Consider the following scenarios and see if any hit close to home:
- “How can I tell what personally identifiable information (PII) data is stored on OneDrive and how can I automate a clean-up procedure?”
- “Was it Tom, the guy we fired last week, who just now tried to share from his Dropbox account our presentation with lots of competitive information in it with his new colleagues?”
- “Which of the finance guys downloaded the Word file that had our customers’ banking information and account numbers to his personal iPad last night? He wasn’t supposed to do that.”
Nowadays, organizations usually have some kind of on-premise data leak prevention (DLP) solution already in place. Problem is they don’t handle cloud app traffic very well, if at all. The inherent benefits of cloud apps – namely their ready accessibility from anywhere, anytime, from any device (trusted or untrusted) – quickly exposes the limitations of on-prem DLP systems. On-prem DLP systems simply can’t prevent sensitive files from being downloaded to untrusted (i.e., unmanaged) devices. The reverse is also true: they can’t prevent uploads of sensitive files to cloud apps from untrusted devices.

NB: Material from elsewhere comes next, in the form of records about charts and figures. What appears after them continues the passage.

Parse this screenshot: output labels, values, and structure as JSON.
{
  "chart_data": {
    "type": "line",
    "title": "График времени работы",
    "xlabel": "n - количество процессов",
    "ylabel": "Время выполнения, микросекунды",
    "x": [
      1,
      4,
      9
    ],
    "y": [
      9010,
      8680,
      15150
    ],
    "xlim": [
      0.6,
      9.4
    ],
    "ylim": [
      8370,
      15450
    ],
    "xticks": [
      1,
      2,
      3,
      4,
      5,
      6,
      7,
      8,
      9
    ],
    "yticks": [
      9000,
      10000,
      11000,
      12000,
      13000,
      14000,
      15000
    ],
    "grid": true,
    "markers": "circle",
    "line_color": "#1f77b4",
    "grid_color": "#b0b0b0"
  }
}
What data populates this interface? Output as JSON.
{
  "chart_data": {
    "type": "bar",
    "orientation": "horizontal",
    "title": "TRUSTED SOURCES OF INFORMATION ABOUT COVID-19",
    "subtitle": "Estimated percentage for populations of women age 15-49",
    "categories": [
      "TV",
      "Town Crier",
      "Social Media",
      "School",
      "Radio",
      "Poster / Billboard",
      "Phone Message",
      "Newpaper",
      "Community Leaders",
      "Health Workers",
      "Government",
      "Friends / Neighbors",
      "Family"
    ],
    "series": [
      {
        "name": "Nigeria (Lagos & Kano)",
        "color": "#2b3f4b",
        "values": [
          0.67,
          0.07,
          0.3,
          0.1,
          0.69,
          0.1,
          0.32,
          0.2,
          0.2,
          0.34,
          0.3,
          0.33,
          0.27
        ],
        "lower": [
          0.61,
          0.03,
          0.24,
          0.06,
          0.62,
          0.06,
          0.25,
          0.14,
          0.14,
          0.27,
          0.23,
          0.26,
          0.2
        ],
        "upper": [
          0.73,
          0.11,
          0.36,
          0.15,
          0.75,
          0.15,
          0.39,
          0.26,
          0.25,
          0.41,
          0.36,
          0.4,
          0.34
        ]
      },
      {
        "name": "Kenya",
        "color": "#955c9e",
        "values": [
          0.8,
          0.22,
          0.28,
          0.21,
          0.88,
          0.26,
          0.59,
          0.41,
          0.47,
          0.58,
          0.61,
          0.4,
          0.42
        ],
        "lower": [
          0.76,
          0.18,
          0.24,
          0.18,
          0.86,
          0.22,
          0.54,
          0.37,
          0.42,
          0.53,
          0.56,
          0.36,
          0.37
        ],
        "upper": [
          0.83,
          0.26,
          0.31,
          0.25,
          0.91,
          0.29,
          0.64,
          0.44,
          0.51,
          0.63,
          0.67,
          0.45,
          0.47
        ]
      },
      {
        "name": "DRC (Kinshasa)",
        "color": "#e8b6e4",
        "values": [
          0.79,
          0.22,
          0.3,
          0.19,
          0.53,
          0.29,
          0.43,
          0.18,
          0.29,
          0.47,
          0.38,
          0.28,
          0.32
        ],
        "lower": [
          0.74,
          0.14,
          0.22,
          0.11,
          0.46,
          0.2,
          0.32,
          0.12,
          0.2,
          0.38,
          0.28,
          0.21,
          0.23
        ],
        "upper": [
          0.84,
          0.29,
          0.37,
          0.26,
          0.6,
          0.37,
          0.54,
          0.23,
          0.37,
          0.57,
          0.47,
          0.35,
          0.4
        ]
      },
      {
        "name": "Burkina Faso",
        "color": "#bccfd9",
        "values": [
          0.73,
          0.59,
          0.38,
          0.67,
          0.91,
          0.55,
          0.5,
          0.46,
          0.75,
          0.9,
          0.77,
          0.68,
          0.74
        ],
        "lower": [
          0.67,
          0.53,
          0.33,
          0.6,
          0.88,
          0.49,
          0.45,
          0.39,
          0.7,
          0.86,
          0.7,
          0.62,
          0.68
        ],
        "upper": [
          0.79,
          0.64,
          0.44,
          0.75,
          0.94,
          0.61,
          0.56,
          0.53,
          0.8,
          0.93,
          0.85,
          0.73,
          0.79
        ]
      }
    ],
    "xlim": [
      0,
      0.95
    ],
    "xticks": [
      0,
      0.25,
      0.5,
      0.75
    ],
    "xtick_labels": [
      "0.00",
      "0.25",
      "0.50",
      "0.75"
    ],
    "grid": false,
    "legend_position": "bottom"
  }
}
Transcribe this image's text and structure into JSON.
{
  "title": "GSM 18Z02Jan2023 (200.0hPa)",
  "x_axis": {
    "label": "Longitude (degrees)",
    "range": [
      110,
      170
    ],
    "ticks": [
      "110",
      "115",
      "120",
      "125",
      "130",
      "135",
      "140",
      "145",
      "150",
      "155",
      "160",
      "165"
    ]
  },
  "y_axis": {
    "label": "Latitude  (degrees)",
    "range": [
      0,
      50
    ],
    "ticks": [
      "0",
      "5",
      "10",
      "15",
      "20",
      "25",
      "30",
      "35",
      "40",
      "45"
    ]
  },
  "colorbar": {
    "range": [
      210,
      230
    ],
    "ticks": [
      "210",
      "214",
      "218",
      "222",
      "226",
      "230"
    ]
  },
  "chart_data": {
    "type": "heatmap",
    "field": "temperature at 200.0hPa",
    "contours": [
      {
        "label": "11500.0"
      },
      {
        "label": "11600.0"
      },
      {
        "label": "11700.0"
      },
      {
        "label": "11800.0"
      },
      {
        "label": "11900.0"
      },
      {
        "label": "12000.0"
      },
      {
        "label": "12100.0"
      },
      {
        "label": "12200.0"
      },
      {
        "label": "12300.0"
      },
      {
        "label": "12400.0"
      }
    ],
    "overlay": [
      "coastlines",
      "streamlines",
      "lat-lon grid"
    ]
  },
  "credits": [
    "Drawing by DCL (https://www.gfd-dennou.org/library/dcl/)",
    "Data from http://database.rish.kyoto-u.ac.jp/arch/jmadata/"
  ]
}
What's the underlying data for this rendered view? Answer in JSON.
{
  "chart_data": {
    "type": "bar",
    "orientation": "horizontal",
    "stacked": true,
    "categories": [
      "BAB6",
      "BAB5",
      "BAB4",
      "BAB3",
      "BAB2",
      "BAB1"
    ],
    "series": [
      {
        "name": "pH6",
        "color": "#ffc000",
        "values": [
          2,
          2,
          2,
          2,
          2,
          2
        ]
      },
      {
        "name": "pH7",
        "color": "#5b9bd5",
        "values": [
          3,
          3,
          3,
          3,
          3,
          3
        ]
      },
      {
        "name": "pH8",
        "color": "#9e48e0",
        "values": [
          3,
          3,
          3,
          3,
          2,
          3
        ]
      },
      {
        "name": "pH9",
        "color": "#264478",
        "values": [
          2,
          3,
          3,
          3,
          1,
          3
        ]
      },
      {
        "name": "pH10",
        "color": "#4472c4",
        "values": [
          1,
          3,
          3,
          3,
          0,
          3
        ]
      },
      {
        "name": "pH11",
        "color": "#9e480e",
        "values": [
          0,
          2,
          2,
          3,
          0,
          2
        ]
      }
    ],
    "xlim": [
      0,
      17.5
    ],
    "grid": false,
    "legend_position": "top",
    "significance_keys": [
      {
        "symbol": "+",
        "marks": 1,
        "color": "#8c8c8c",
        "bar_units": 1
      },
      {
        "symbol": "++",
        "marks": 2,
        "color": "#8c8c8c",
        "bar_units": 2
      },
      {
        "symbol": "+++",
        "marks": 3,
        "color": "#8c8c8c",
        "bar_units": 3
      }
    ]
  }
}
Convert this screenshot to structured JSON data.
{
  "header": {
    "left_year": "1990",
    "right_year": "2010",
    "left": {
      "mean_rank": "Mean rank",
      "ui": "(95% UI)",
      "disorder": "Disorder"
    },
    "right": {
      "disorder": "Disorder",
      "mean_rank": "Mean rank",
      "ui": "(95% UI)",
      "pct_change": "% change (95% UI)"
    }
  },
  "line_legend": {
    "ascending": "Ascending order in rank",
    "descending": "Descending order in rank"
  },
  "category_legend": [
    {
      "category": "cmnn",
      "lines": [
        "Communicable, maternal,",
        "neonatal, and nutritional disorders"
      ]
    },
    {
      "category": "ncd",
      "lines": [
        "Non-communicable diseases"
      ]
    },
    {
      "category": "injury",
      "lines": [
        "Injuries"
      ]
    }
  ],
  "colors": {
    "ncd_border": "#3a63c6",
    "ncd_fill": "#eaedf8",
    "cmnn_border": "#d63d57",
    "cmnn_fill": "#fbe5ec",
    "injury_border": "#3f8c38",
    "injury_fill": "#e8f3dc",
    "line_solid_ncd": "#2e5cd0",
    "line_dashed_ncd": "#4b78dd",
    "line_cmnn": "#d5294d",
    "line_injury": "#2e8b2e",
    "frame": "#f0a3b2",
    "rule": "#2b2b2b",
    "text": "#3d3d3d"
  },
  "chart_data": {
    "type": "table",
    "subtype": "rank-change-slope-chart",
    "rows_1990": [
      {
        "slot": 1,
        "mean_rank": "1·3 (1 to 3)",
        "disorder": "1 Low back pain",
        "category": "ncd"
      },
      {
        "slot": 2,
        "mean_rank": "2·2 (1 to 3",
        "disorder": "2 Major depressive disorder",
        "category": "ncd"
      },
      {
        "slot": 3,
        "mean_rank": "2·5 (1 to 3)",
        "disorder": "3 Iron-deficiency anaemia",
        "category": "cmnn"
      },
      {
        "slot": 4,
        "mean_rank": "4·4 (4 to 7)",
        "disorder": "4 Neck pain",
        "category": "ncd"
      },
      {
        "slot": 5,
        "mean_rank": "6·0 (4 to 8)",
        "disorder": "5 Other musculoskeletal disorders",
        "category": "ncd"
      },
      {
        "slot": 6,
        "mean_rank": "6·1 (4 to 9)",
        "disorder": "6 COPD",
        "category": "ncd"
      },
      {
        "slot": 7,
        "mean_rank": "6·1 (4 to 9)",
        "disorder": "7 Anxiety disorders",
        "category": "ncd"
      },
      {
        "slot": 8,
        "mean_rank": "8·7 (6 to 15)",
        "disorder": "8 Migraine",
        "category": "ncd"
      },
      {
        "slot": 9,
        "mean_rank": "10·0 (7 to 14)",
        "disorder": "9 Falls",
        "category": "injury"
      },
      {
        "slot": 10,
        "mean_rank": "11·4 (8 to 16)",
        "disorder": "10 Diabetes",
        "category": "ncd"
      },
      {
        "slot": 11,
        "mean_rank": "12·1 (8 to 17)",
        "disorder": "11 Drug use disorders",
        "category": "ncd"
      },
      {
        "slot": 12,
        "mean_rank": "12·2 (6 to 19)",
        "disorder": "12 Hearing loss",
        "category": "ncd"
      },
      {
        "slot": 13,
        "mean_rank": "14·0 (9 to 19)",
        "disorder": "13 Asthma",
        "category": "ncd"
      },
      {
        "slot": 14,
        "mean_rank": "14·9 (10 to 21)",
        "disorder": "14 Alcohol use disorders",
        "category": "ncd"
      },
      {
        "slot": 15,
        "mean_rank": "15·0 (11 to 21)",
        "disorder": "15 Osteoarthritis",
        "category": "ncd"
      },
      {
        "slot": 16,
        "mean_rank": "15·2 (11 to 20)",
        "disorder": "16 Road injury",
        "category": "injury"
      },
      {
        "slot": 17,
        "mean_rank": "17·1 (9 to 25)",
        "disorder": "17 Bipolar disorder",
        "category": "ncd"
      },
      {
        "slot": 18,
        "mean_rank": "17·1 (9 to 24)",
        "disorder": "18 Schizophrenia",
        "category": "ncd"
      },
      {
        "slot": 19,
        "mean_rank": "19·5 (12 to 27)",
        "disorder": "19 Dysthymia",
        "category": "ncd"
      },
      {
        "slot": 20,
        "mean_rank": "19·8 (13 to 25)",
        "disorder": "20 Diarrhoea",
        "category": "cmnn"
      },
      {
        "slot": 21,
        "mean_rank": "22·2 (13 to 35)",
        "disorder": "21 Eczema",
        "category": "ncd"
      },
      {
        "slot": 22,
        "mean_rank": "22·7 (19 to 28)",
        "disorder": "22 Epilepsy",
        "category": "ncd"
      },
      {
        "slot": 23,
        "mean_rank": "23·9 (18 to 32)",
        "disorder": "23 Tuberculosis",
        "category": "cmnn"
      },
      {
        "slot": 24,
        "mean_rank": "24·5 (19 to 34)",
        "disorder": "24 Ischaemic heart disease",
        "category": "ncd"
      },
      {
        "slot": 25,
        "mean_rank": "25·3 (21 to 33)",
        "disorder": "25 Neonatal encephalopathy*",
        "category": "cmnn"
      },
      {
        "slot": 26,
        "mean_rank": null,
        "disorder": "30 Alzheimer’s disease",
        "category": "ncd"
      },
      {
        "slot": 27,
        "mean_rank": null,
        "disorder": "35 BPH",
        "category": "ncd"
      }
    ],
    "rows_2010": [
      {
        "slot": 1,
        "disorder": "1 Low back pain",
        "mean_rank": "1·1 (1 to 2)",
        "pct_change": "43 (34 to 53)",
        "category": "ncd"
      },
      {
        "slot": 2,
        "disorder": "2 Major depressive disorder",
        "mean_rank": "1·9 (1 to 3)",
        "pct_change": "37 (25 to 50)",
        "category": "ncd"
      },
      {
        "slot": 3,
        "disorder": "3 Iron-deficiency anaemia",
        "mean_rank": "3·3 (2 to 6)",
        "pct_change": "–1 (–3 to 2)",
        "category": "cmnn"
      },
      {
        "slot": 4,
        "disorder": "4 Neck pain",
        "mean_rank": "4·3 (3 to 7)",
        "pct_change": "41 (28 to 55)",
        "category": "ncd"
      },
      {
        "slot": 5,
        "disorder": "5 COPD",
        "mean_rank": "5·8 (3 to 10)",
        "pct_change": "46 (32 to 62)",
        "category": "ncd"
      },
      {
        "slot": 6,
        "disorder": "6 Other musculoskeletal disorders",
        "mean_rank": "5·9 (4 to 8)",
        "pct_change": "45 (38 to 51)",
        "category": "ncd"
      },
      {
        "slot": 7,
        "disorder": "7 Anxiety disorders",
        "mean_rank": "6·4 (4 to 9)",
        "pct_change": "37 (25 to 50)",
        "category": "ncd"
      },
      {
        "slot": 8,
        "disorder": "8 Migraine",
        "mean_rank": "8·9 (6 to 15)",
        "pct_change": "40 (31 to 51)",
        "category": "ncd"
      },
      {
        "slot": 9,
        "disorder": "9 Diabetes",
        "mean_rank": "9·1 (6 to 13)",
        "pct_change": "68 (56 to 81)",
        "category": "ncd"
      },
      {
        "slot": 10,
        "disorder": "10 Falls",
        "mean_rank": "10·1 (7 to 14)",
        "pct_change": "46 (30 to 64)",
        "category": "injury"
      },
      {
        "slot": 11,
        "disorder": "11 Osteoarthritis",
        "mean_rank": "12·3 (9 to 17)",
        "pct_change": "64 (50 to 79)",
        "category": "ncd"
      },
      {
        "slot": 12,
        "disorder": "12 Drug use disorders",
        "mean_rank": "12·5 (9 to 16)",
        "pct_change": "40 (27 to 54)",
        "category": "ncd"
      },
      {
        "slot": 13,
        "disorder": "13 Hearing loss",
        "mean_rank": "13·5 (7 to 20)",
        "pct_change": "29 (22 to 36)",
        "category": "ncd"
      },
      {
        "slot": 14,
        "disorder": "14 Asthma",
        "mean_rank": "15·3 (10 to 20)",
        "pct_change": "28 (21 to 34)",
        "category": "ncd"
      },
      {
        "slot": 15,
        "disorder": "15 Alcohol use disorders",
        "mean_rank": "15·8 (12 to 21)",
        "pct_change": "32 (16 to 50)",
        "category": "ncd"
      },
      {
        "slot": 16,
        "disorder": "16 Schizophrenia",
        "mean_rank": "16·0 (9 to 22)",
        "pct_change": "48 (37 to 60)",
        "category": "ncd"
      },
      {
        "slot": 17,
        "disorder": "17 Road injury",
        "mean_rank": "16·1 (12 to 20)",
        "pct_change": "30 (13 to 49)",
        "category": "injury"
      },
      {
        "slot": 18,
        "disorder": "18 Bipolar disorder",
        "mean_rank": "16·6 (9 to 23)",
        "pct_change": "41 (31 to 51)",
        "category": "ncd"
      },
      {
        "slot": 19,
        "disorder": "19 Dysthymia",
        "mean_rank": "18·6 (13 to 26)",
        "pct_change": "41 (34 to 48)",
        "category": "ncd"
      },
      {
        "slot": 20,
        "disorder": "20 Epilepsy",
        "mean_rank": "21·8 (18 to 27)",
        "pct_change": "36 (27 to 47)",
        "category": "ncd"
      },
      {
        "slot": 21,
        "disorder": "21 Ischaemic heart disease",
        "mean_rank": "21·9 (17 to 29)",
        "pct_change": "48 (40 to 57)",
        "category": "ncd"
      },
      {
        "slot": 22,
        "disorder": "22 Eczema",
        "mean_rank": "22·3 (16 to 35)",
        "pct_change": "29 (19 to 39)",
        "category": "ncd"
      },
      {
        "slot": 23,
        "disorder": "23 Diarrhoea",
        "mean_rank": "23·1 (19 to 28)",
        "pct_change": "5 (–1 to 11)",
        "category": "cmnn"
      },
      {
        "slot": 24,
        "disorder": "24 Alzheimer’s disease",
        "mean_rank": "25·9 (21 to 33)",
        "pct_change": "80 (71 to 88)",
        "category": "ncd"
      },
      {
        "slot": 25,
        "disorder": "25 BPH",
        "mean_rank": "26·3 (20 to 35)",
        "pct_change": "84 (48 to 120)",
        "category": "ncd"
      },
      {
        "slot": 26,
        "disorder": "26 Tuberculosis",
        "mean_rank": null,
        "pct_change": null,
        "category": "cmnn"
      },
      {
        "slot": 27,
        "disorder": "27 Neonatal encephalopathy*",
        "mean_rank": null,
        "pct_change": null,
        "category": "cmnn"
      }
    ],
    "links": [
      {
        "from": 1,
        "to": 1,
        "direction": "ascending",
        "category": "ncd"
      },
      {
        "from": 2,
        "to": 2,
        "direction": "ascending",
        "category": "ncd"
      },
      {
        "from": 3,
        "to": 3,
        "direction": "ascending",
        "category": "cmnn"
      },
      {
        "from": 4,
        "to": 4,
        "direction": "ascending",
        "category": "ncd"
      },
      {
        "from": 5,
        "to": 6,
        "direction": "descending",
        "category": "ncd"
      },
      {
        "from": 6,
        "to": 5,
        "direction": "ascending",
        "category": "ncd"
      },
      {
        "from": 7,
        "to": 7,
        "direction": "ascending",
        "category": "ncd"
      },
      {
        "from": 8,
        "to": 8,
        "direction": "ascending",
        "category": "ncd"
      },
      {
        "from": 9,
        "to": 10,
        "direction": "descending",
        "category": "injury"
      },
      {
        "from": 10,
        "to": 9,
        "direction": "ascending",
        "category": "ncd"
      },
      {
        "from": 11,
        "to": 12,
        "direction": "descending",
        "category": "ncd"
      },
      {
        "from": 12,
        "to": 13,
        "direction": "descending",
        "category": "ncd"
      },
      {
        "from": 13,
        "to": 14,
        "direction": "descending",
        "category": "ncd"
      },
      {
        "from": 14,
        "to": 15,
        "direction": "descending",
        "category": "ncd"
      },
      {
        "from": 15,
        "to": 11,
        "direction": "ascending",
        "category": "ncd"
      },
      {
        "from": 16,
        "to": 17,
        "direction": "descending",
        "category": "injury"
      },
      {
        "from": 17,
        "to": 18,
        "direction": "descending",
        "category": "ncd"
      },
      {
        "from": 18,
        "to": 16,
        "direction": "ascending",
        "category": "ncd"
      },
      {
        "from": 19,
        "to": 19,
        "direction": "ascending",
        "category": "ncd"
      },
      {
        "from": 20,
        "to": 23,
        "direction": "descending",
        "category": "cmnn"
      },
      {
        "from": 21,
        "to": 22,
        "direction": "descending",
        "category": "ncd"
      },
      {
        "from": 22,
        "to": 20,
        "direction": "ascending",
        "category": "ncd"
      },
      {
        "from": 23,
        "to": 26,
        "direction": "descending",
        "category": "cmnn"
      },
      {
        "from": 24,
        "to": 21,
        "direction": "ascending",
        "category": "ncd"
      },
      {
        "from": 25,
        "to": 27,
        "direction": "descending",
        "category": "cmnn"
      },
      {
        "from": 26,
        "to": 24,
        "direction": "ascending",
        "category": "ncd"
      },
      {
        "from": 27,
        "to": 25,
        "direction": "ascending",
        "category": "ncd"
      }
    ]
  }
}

Additionally, cloud storage and collaboration services like Dropbox and Box allow users to share files with external parties in a way that on-prem DLP systems can’t track. The files are already stored in the cloud long before the sharing operation is carried out, and therefore, when a user does share a specific piece of content, it won’t trigger a DLP policy. In essence, legacy DLP systems don’t know when a sharing action took place with an external party because they don’t understand the underlying protocols.
Imperva Skyfence, however, does understand when such an action takes place since it realizes that today’s DLP must also address the cloud and mobile use cases. To do this though requires fundamental changes in how best to secure data that’s sitting in cloud apps. Today, we announced the release of our latest version (v4.5) of the Imperva Skyfence Cloud Gateway, enabling IT to gain more control over their data.
This includes classifying data, stopping data proliferation to unmanaged devices, monitoring high-risk user behavior, and looking for anomalous activity. Skyfence offers much flexibility in policy setting through its support for hundreds of data types out of the box while allowing customers to define their own data types, too, to meet their specific requirements.
Examples of pre-defined data types include support for the most common regulations in effect today, such as SOX, HIPAA, PCI DSS, PII, PHI, and more. Skyfence scans content in real-time, looking for policy violations. Polices can be established based on keywords, regular expressions, dictionaries, and Luhn verifications, to name a few criteria.
Example of a custom policy to block downloads of financial documents to unmanaged devices
In this release, Skyfence also extends traditional DLP to the cloud and mobile arenas by enabling you to leverage your existing DLP infrastructure and policies. Specifically, it integrates with external DLP solutions through the ICAP interface. In effect, Skyfence becomes the policy enforcement point for your cloud apps by applying your existing policies to the cloud app scenarios outlined above.
With all the valuable data stored in the cloud these days, it thus makes sense to extend your existing DLP policies to the cloud. The party’s happening in the cloud and Skyfence is along for the ride, too, except we’re not party-crashers. Think of us as the security detail to make sure everyone and everything stays safe.